On ignore à quel niveau la décision a été prise et ce qui l’a réellement provoquée

On ignore à quel niveau la décision a été prise et ce qui l’a réellement provoquée : peur d’une récupération politique, prise de conscience des insuffisances de l’étude préalable ou d’un manque de pertinence d’un centre de formation déconnecté de l’appareil d’éducation français ? Au niveau local, on ne manque pas de s’étonner de ce dénouement rapide, en s’interrogeant sur l’opacité qui l’entoure.

Rien sans le local

De cet épisode, on peut tirer plusieurs enseignements. D’abord, le constat de puissance des mouvements d’opinion xénophobes, en dépit d’un contexte local « pacifié ». Forts d’une pédagogie pratiquée depuis dix ans et de l’exemple de projets réussis d’insertion sociale, la « bataille de l’opinion » nous semblait gagnée. Depuis les élections de 2014, le courant d’opposition sectaire avait disparu du conseil municipal… Or il a suffi de cet événement pour réveiller un petit nombre d’acteurs radicaux, capables de jeter le trouble dans une partie de la population et, par la suite, de reprendre pied dans le jeu local en rapprochant les thématiques de la construction de logements sociaux, de l’accueil de populations sensibles, de l’insécurité, etc. Une proposition de ce type a peu de chance de déboucher si elle se monte dans le secret : un déni de transparence et de démocratie locale ne peut conduire qu’à un échec. C’est là le second enseignement : la nécessité de relations de confiance entre tous les acteurs concernés afin de rassembler les idées et les énergies et réunir ensemble des conditions de réussite. À l’évidence, la démarche des initiateurs du projet s’est révélée maladroite, contre-productive et, finalement, facteur de déstabilisation à l’égard d’une municipalité pourtant bienveillante.
Enfin, une question de fond se pose sur la pertinence d’une formation des réfugiés fonctionnant de façon indépendante.
Un dispositif adossé à d’autres lieux de formation (on n’en manque pas à Jouy) et avec d’autres publics ne serait-il pas mieux adapté ? Le projet envisagé aurait pu être travaillé dans ce sens, si du moins il s’était agi d’une réelle « démarche expérimentale », conçue et organisée comme telle, donc soumise à une évaluation et ouverte à de possibles adaptations…

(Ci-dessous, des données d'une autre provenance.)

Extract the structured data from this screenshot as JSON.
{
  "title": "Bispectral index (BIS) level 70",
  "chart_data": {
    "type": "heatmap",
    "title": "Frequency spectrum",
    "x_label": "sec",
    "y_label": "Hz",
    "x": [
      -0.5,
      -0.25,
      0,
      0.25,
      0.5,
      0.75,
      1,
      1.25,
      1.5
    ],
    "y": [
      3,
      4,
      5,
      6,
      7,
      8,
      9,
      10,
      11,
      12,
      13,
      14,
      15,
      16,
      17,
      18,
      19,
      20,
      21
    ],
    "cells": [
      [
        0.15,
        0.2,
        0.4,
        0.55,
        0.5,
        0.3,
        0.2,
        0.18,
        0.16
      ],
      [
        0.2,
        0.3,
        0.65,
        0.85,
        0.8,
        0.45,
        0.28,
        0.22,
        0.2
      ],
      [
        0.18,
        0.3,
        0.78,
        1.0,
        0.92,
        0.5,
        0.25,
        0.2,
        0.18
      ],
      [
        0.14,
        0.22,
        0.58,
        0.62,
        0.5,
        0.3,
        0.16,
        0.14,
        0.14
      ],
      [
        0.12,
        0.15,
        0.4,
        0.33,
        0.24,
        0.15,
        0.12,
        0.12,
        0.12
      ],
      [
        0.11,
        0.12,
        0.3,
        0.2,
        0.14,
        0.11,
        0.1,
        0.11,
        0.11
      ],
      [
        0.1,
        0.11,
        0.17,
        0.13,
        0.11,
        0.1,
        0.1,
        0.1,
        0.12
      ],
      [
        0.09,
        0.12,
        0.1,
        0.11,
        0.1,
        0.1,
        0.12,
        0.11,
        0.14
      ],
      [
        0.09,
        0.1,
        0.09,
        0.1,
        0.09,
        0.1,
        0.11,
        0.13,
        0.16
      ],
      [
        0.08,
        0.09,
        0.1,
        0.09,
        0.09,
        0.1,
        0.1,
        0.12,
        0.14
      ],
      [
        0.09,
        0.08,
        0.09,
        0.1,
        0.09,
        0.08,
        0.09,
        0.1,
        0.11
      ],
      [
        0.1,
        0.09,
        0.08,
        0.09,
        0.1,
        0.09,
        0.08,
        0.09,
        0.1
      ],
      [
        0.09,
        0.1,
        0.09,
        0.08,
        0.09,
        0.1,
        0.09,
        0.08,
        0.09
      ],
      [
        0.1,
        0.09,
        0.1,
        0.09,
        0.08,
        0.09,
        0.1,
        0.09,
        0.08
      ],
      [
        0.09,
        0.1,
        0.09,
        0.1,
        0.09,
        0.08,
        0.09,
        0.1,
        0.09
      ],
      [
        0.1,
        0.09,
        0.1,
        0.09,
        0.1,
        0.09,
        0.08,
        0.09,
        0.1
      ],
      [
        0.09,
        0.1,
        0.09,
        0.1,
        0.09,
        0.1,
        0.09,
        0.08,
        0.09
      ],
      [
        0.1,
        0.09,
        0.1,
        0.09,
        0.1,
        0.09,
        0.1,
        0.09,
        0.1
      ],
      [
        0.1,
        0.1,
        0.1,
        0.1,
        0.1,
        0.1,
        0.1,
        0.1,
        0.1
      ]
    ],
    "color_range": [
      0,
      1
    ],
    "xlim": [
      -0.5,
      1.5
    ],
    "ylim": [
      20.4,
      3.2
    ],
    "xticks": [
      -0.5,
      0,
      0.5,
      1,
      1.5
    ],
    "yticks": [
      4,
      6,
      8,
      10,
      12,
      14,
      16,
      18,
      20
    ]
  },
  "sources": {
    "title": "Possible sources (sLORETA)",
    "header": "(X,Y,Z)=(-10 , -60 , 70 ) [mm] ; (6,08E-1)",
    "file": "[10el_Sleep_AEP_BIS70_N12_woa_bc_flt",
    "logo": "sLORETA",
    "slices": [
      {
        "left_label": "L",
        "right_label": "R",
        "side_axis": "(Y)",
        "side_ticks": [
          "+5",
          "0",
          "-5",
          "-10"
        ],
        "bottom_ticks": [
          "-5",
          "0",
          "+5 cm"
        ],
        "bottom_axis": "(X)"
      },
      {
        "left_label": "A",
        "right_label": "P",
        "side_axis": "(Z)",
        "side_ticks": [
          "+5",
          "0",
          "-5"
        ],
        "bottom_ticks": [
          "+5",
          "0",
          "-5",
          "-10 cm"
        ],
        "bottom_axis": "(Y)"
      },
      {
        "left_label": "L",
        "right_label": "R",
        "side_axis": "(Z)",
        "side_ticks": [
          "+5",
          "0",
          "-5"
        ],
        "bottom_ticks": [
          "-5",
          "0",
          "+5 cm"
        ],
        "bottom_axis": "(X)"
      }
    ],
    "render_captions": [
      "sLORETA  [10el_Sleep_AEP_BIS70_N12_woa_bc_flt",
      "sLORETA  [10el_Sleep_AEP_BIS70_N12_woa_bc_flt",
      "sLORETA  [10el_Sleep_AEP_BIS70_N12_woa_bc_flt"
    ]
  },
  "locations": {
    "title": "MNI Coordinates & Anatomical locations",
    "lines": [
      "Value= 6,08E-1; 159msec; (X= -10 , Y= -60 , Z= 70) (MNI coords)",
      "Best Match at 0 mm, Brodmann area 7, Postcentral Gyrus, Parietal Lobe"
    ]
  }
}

Je ne crois pas à la réussite durable de projets imposés par le haut. C’est au niveau local que se jouent la solidarité et l’intégration.

Finalement, la municipalité n’a pas renoncé à bâtir une politique d’accueil. Nous avons commencé par faire une « relecture » des événements auprès de ceux qui étaient déçus, de ceux qui étaient soulagés, de ceux qui criaient victoire… Puis nous avons repris les choses dans le bon sens : pédagogie, progressivité, partenariat. Un exemple récent : à l’école Jeanne Blum (fondée à Jouy par l’épouse de Léon Blum) qui forme aux professions du paramédical, nous facilitons l’accueil d’un petit nombre de réfugiés, en les aidant notamment à se loger dans le voisinage. D’autres projets sont en gestation, en coopération avec des associations et des bailleurs sociaux.
Il me semble que chaque commune ou chaque intercommunalité est capable d’agir à sa mesure, en étant bien sûr incitée et encouragée. Si quelques maires sont réfractaires, ils ne sont pas les plus nombreux. En tout cas, je ne crois pas à la réussite durable de projets imposés par le haut. C’est au niveau local que se jouent la solidarité et l’intégration, grâce à une concertation au plus près du terrain, à un engagement des élus et à une implication des habitants eux-mêmes dans les projets d’accueil.